The old man appeared to divine the trend of his son's thoughts. “Yes, Bryce, that was a disastrous year,” he declared. “The mere loss of the logs was a severe blow, but in addition I had to pay out quite a little money to settle with my customers. I was loaded up with low-priced orders that year, although I didn't expect to make any money. The orders were merely taken to keep the men employed. You understand, Bryce! I had a good crew, the finest in the country; and if I had shut down, my men would have scattered and—well, you know how hard it is to get that kind of a crew together again. Besides, I had never failed my boys before, and I couldn't bear the thought of failing them then. Half the mills in the country were shut down at the time, and there was a lot of distress among the unemployed. I couldn't do it, Bryce.”
Bryce nodded. “And when you lost the logs, you couldn't fill those low-priced orders. Then the market commenced to jump and advanced three dollars in three months—”
“Exactly, my son. And my customers began to crowd me to fill those old orders. Praise be, my regular customers knew I wasn't the kind of lumberman who tries to crawl out of filling low-priced orders after the market has gone up. Nevertheless I couldn't expect them to suffer with me; my failure to perform my contracts, while unavoidable, nevertheless would have caused them a severe loss, and when they were forced to buy elsewhere, I paid them the difference between the price they paid my competitors and the price at which they originally placed their orders with me.

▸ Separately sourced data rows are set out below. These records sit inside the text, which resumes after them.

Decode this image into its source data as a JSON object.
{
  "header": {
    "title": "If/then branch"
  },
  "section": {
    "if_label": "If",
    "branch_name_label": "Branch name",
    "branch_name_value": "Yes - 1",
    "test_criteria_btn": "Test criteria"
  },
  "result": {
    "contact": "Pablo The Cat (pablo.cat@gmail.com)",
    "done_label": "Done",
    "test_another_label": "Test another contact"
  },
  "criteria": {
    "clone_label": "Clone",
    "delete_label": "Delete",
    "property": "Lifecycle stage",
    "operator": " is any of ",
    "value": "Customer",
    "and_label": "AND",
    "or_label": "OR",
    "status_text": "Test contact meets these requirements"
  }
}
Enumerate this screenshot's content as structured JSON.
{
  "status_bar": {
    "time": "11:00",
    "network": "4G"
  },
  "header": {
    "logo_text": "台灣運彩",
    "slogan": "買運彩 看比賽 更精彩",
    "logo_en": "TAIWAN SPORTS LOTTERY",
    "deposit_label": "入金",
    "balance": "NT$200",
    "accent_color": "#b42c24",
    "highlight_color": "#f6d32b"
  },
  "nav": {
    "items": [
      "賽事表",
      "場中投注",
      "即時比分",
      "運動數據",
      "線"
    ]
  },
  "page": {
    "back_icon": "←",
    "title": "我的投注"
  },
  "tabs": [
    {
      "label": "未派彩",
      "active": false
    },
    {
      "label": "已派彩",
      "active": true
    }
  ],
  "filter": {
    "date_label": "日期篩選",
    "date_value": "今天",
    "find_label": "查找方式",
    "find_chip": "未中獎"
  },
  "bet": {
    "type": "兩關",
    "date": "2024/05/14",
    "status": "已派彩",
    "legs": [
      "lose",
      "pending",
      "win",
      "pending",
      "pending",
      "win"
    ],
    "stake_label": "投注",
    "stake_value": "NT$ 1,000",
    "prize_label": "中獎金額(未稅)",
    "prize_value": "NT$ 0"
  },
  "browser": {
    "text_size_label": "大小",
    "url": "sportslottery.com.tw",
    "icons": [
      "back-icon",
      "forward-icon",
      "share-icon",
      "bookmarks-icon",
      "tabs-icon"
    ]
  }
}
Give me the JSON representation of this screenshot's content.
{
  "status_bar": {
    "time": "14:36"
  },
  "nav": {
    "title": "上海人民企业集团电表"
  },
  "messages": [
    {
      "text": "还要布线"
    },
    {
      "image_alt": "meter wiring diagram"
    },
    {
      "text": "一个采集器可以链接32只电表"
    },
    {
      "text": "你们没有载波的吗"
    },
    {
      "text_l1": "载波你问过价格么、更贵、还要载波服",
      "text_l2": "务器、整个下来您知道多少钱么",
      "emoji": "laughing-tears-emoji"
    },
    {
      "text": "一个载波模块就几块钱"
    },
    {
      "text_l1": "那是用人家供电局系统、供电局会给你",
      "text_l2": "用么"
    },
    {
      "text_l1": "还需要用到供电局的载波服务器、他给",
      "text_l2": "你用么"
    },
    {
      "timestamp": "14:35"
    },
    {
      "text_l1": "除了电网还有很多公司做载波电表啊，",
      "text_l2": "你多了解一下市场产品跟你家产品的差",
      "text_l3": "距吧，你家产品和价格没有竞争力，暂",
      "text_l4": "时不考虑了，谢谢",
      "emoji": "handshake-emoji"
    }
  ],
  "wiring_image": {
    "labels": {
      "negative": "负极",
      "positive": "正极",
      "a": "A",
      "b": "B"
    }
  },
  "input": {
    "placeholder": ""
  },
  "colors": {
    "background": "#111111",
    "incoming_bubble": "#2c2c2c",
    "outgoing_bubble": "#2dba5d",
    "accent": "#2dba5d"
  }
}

And the delay in delivery caused them further loss.”
“How much?”
“Nearly a hundred thousand—to settle for losses to my local customers alone. Among my orders I had three million feet of clear lumber for shipment to the United Kingdom, and these foreign customers, thinking I was trying to crawfish on my contracts, sued me and got judgment for actual and exemplary damages for my failure to perform, while the demurrage on the ships they sent to freight the lumber sent me hustling to the bank to borrow money.”
He smoked meditatively for a minute. “I've always been land-poor,” he explained apologetically. “Never kept much of a reserve working-capital for emergencies, you know. Whenever I had idle money, I put it into timber in the San Hedrin watershed, because I realized that some day the railroad would build in from the south, tap that timber, and double its value. I've not as yet found reason to doubt the wisdom of my course; but”—he sighed—“the railroad is a long time coming!”
John Cardigan here spoke of a most important factor in the situation. The crying need of the country was a feeder to some transcontinental railroad. By reason of natural barriers, Humboldt County was not easily accessible to the outside world except from the sea, and even this avenue of ingress and egress would be closed for days at a stretch when the harbour bar was on a rampage. With the exception of a strip of level, fertile land, perhaps five miles wide and thirty miles long and contiguous to the seacoast, the heavily timbered mountains to the north, east, and south rendered the building of a railroad that would connect Humboldt County with the outside world a profoundly difficult and expensive task. The Northwestern Pacific, indeed, had been slowly building from San Francisco Bay up through Marin and Sonoma counties to Willits in Mendocino County. But there it had stuck to await that indefinite day when its finances and the courage of its board of directors should prove equal to the colossal task of continuing the road two hundred miles through the mountains to Sequoia on Humboldt Bay. For twenty years the Humboldt pioneers had lived in hope of this; but eventually they had died in despair or were in process of doing so.
“Don't worry, Dad. It will come,” Bryce assured his father. “It's bound to.”
“Yes, but not in my day. And when it comes, a stranger may own your San Hedrin timber and reap the reward of my lifetime of labour.”
Again a silence fell between them, broken presently by the old man. “That was a mistake—logging in the San Hedrin,” he observed. “I had my lesson that first year, but I didn't heed it. If I had abandoned my camps there, pocketed my pride, paid Colonel Pennington two dollars for his Squaw Creek timber, and rebuilt my old logging-road, I would have been safe to-day. But I was stubborn; I'd played the game so long, you know—I didn't want to let that man Pennington outgame me. So I tackled the San Hedrin again. We put thirty million feet of logs into the river that year, and when the freshet came, McTavish managed to make a fairly successful drive. But he was all winter on the job, and when spring came and the men went into the woods again, they had to leave nearly a million feet of heavy butt logs permanently stranded in the slack water along the banks, while perhaps another million feet of lighter logs had been lifted out of the channel by the overflow and left high and dry when the water receded. There they were, Bryce, scattered up and down the river, far from the cables and logging-donkeys, the only power we could use to get those monsters back into the river again, and I was forced to decide whether they should be abandoned or split during the summer into railroad ties, posts, pickets, and shakes—commodities for which there was very little call at the time and in which, even when sold, there could be no profit after deducting the cost of the twenty-mile wagon haul to Sequoia, and the water freight from Sequoia to market. So I abandoned them.”